Thus the Grand Prince conquered Novgorod, sparing it this first time, and seeming not to entirely deprive it of independence. With his usual caution, he did not bring men to despair; he left his final blow for another day. A wise man might have foreseen easily that such a day was inevitable, and in the near future. Ivan had the strength to wait for it.
How pleasing and how popular the victory was in Moscow was shown by the welcome which that city gave the Grand Prince at his coming. People in thousands went a number of versts from the city to greet him. The metropolitan and the clergy met him with banners and crosses. His son and attendants were waiting one day’s journey from the city.
While men of Moscow were rejoicing in this way, an evil fate seemed to frown upon Novgorod. After all the reverses and plunders a new misfortune came to that place. Among people from outside who had fled to the city were families from Russa. After peace was made, they took boats and were sailing homeward by Lake Ilmen when a dreadful tempest rose and drowned nearly all of them. It is said that seven thousand died in the water. In Novgorod itself there were fires which raged with great havoc. [[463]]
CHAPTER XX
DOWNFALL OF THE HORDE
In 1471 Feofil, the archbishop, was anointed in Moscow, and obtained from the Grand Prince release for boyars in detention. The next year Ivan married Sophia Palaeologus, a niece of Constantine, the last Emperor of Constantinople. Ivan’s first wife, Maria, a Tver princess, had died six years earlier. When the Turks captured Tsargrad, in 1453, the younger brothers of the Emperor, Dmitri and Thomas, were despots or rulers in Negropont, but instead of helping each other, they exhausted their forces in fighting, and in 1460 their possessions fell to the Osmanli. Dmitri yielded to Mohammed II, gave him a daughter for his harem, and lived upon Mussulman bounty. But Thomas, a prouder and more determined man than his brother, left his wife in Corfu, and journeyed to Rome, thinking to find there not merely a refuge, but aid to win back his dominion.
The papal throne was then held by the well-known Aeneas Silvius Piccolomini, who was Pope Pius II. He received very cordially this Palaeologus, who had remained faithful to the Florentine union, and assigned him a generous pension. Thomas brought to the Pope a most precious relic: the head of Saint Andrew, which was met with great honor by the clergy and placed in St. Peter’s. To this relic the former despot added another: the hand of John the Baptist. Pius II now announced a crusade to expel the Osmanli, and wished to take personal part in it, but death struck him soon, and Palaeologus himself died the following year, 1465, while waiting for his family, which had already reached Ancona.
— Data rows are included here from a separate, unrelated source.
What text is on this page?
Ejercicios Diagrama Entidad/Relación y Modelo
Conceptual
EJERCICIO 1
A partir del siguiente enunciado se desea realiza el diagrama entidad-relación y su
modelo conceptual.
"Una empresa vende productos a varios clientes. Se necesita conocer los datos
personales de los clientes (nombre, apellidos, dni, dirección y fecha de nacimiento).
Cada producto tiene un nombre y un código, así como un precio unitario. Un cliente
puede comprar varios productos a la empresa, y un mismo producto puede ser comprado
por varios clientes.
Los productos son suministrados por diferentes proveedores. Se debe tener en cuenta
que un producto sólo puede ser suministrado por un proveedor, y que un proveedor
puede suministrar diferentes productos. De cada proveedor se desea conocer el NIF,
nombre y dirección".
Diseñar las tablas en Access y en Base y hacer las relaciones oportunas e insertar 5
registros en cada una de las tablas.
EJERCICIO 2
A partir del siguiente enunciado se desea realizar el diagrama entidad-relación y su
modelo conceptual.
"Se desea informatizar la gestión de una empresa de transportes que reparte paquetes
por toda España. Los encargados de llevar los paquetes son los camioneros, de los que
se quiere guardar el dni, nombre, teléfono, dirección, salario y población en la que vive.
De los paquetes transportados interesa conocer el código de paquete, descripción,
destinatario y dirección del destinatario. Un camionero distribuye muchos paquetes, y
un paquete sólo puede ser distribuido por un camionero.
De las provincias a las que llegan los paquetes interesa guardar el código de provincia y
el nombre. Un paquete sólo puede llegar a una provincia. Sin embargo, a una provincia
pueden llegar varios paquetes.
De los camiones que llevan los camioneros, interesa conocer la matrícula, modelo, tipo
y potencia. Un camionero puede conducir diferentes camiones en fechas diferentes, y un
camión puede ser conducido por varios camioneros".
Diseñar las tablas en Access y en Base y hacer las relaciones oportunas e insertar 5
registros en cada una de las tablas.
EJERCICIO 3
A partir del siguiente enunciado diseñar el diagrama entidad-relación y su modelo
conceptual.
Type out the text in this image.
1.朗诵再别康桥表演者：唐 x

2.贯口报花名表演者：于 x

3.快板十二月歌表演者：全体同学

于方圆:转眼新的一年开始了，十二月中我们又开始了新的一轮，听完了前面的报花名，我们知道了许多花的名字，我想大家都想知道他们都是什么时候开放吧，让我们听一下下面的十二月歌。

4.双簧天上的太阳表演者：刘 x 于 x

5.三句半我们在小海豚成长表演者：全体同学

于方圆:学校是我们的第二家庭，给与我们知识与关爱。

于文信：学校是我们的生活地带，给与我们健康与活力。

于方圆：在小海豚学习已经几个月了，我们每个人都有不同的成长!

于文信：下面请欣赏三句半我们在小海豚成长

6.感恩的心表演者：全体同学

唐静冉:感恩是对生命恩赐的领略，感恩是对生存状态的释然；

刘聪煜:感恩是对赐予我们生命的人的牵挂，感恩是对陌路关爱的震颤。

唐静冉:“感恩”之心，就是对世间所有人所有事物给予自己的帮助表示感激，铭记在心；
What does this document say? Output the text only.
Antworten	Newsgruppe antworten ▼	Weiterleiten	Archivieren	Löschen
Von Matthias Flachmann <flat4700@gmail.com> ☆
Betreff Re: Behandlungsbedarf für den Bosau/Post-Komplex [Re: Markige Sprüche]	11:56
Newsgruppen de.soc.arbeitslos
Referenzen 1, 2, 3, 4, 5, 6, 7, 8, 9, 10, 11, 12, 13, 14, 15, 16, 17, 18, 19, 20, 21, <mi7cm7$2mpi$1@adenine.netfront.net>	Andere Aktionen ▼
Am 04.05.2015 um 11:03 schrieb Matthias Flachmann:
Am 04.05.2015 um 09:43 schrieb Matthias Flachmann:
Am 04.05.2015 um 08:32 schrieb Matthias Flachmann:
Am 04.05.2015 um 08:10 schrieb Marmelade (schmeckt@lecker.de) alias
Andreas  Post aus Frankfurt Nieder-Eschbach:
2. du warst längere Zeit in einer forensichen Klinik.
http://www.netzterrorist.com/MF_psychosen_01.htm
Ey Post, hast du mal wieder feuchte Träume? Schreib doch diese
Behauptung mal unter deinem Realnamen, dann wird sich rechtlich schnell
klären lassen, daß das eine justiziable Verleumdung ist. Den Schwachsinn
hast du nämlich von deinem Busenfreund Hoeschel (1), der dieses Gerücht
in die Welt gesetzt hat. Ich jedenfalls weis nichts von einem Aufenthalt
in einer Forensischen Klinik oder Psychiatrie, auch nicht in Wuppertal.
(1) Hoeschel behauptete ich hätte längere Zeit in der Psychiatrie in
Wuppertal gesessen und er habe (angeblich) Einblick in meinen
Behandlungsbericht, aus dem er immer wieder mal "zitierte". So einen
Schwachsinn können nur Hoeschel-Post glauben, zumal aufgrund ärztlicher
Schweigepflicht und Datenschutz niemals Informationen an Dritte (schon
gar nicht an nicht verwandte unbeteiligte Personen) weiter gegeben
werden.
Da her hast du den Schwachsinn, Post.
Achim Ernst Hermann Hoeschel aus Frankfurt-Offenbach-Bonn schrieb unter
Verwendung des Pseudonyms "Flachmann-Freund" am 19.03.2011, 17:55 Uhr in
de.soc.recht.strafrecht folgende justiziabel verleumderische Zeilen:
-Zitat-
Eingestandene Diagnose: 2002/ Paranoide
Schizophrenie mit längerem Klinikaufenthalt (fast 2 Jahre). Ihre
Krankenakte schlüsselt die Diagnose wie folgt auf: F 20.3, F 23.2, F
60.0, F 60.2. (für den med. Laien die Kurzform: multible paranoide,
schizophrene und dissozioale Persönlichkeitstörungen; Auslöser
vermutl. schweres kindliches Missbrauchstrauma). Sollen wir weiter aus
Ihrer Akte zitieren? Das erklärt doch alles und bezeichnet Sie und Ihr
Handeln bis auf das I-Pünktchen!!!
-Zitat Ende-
His eldest child, Helena, a widow of Lazar II, the Serbian king, retired to a convent; two sons, and Zoe (Sophia), a daughter, still remained. They settled in Rome under papal protection. By [[464]]the will of their father their guardian was Vissarion, that cardinal who, after Isidor’s death, was made titular Patriarch of Tsargrad. He had the young men and their sister reared carefully, and strove to inspire them with attachment, not to church union alone, but to the Latin Church specially. Princess Sophia had not passed out of childhood when both the Pope and Vissarion were seeking a husband for her among princely houses in Italy, and elsewhere. But those efforts ended unsuccessfully, partly because the girl had no dowry, and partly because of intriguing.
Vissarion’s attention rested at last on Ivan of Moscow. It was no great task to incline the Pope toward this marriage. It is known that the Curia strove to bring Russia to its spiritual guidance whenever a chance came. What Isidor had not accomplished, that is, the union of the Churches, the Pope now planned to effect through Sophia. Moreover he saw in Ivan fresh aid against the Osmanli.